L’application de cette mesure a été confiée au Comité de suivi des fluctuations des prix des produits pétroliers (CSFPPP).
Une hausse liée aux tensions sur le marché mondial du pétrole
Cette augmentation intervient dans un contexte international particulièrement tendu sur les marchés énergétiques.
Depuis le déclenchement, le 28 février 2026, des frappes américano-israéliennes contre l’Iran et le blocage du détroit d’Ormuz — par lequel transite près de 20 % du pétrole mondial — les prix du brut ont fortement progressé.
Le baril de Brent est ainsi passé d’environ 70 dollars avant la crise à un pic de 126 dollars en mars, avant de se stabiliser autour de 104 dollars fin mai, soit une hausse supérieure à 50 % par rapport à son niveau d’avant-conflit.
Dans la sous-région ouest-africaine, plusieurs pays avaient déjà ajusté leurs prix à la pompe ces dernières semaines.
Le Bénin a relevé ses tarifs dès le 1er mai 2026, tandis que la Côte d’Ivoire a porté le prix du super sans plomb à 875 FCFA à travers son mécanisme automatique d’ajustement mensuel.
Le Togo figurait ainsi parmi les derniers pays de la sous-région à maintenir ses anciens prix malgré la flambée des cours internationaux.
Lire aussi : Côte d’Ivoire : hausse des prix des carburants en mai 2026
Des subventions devenues difficiles à soutenir
Au-delà du choc pétrolier mondial, les contraintes budgétaires ont également pesé dans la décision des autorités togolaises.

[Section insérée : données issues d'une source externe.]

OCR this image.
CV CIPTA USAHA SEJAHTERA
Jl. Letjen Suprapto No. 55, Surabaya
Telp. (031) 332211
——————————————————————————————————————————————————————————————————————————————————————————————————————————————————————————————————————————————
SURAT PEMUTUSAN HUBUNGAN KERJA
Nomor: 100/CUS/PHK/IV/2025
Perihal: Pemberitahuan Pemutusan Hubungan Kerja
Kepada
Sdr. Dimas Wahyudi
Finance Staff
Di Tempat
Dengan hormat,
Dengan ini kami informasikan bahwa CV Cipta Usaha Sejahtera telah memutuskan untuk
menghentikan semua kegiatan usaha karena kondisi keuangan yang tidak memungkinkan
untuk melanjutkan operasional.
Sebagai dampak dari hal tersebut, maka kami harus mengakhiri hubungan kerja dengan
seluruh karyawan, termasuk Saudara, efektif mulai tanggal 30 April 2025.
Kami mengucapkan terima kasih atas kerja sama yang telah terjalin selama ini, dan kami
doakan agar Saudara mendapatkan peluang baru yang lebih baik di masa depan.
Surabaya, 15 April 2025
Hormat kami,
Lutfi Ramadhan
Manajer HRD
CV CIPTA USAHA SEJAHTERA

La loi de finances 2026 a réduit de 40 % l’enveloppe consacrée aux subventions pétrolières, passée de 25 milliards FCFA à 14,2 milliards FCFA.
Cette orientation s’inscrit dans le cadre du programme soutenu par la Facilité élargie de crédit (FEC) du Fonds monétaire international, qui impose au pays un objectif de déficit public limité à 3 % du PIB en 2026 conformément aux critères de convergence de l’UEMOA.
Après un déficit public estimé à 6,4 % du PIB en 2024 puis réduit à 3,2 % en 2025, le gouvernement disposait de marges budgétaires de plus en plus limitées pour continuer à absorber l’écart entre les prix mondiaux du pétrole et les tarifs administrés à la pompe.
Une nouvelle pression sur le pouvoir d’achat des ménages
Cette hausse des carburants devrait désormais avoir des répercussions directes sur le coût de la vie des ménages togolais.
L’augmentation des prix à la pompe risque en effet d’entraîner une hausse des coûts de transport et, par ricochet, des prix alimentaires sur les marchés urbains.
Dans un pays où le transport routier reste essentiel pour l’acheminement des produits agricoles, toute hausse du carburant finit généralement par se répercuter sur les denrées de première nécessité.
La situation pourrait être accentuée par la flambée des prix mondiaux des engrais azotés, notamment de l’urée, dont les cours sont passés d’environ 400 dollars à près de 700 dollars la tonne depuis le début des tensions dans le Golfe.
Cette double pression — carburant et intrants agricoles — pourrait fragiliser davantage le pouvoir d’achat des ménages, déjà éprouvé par les précédents épisodes inflationnistes.
Pour rappel, l’inflation au Togo avait atteint 7,6 % en 2022 puis 5,3 % en 2023, principalement sous l’effet de la hausse des prix alimentaires et énergétiques.